Whether you’ve been in the workforce for a decade or are just beginning to look at applying for jobs, it’s never a bad time to readjust your career goals. These don’t have to be major goals like an industry switch or starting up a new business, but personal goals can help zone in your focus and improve productivity.
Setting career goals can not only make you a better employee, it can also make you happier in the job. These objectives can provide a sense of fulfillment by helping you realize your full potential. They can push you to get what you want out of a position, rather than just going through the motions of going to work every day.
Goals can be as hyper-specific as getting an extra hour of sleep to feel more awake by the time you’re in the office, or as broad as getting a pay raise. If you’re struggling to pinpoint a specific area of your professional life that needs improvement, use these general goals as inspiration.
Network More – Inside and Outside of the Office
It’s no secret that networking can be a powerful tool, especially when hunting for a new job position. But networking can be useful for everybody, even if you’re not in the market for a new occupation. This can be as simple as building relationships with your coworkers – but to get the most out of these connections you can take networking to the next level. Building genuine relationships with people will have a lasting impact that can help you out down the road.

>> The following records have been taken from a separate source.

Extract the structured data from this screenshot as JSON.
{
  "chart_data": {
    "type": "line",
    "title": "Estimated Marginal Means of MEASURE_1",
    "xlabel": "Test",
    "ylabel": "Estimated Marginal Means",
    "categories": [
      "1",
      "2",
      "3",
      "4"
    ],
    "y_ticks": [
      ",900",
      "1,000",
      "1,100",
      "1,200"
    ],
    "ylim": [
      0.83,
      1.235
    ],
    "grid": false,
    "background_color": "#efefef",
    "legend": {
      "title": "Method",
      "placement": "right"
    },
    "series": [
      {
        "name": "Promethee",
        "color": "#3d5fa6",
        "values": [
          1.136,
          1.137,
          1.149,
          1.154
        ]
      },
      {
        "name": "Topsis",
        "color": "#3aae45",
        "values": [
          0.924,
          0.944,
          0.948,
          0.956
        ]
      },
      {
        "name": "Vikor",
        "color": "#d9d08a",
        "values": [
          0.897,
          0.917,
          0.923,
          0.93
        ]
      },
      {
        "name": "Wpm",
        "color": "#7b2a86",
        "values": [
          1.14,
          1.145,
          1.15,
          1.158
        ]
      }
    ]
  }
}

It’s also important to meet people outside of your cubicle. Explore the industry by attending events and doing research. You’re sure to stumble across helpful tips that you can incorporate in your own workplace.
Redefine Your Dream Job
Who said dream jobs are just for elementary schoolers? Now that you have a realistic grasp on who you are and what you can achieve, revisit where you would work in your wildest imagination. Ask yourself, if you could work anywhere, where would it be and what would you be doing? It’s never too late to declare a new dream!
At the very least, this will help steer you in a direction you want to be in, even if it’s a smaller scale position within the company you already work for. Find someone working in your dream position and study how they got there. For example, if you’re in the marketing industry you might look at profiles of success chief marketing officers and read their advice about thriving in the field to figure out how to take your career to the next level.

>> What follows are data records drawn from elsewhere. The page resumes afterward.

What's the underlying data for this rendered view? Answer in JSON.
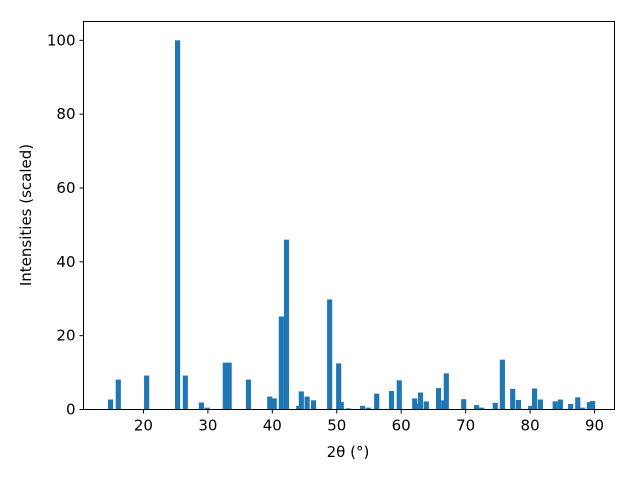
{
  "chart_data": {
    "type": "bar",
    "xlabel": "2θ (°)",
    "ylabel": "Intensities (scaled)",
    "color": "#1f77b4",
    "x": [
      14.9,
      16.1,
      20.5,
      25.3,
      26.5,
      29.0,
      29.9,
      32.7,
      33.3,
      36.3,
      39.6,
      40.3,
      41.4,
      42.2,
      44.1,
      44.5,
      45.4,
      46.4,
      48.9,
      50.3,
      50.7,
      51.8,
      54.0,
      54.9,
      56.2,
      58.5,
      59.7,
      62.1,
      62.5,
      63.0,
      63.9,
      65.8,
      66.6,
      67.0,
      69.7,
      71.7,
      72.5,
      74.6,
      75.7,
      77.3,
      78.2,
      80.1,
      80.7,
      81.6,
      83.9,
      84.7,
      86.3,
      87.4,
      88.1,
      89.2,
      89.7
    ],
    "values": [
      2.7,
      8.1,
      9.2,
      100,
      9.2,
      1.9,
      0.5,
      12.7,
      12.7,
      8.1,
      3.5,
      3.0,
      25.2,
      46,
      1.0,
      4.9,
      3.5,
      2.5,
      29.8,
      12.5,
      2.0,
      0.3,
      1.0,
      0.5,
      4.3,
      5.0,
      7.9,
      3.0,
      1.5,
      4.6,
      2.2,
      5.8,
      2.5,
      9.8,
      2.8,
      1.2,
      0.5,
      1.8,
      13.5,
      5.6,
      2.6,
      1.0,
      5.7,
      2.7,
      2.2,
      2.7,
      1.5,
      3.3,
      0.5,
      2.0,
      2.3
    ],
    "xlim": [
      10.7,
      93.1
    ],
    "xticks": [
      20,
      30,
      40,
      50,
      60,
      70,
      80,
      90
    ],
    "ylim": [
      0,
      105.1
    ],
    "yticks": [
      0,
      20,
      40,
      60,
      80,
      100
    ],
    "grid": false
  }
}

Raise Personal Expectations
Your company may have certain benchmarks you’re expected to achieve, but you should go beyond this to set personal expectations. No one knows your own strengths and weaknesses better than yourself, so use this to your advantage. Use these goals to surpass personal records and achieve new heights.
A key here is being ambitious, but realistic. Don’t set goals you know you can’t achieve, and don’t set goals without detailed plans of action. If you have no planned method of accomplishing new boundaries, you’ll never be able to actually achieve them – leading to nothing but disappointment and frustration.
Goals can and should look different for every individual. Objectives should be specifically tailored to the role you work in and the type of person you are. They should push you to step out of your comfort zone and become the best employee possible. With a solid plan and the motivation to achieve that goal, you will start to reap all the rewards that coincide with workplace improvement.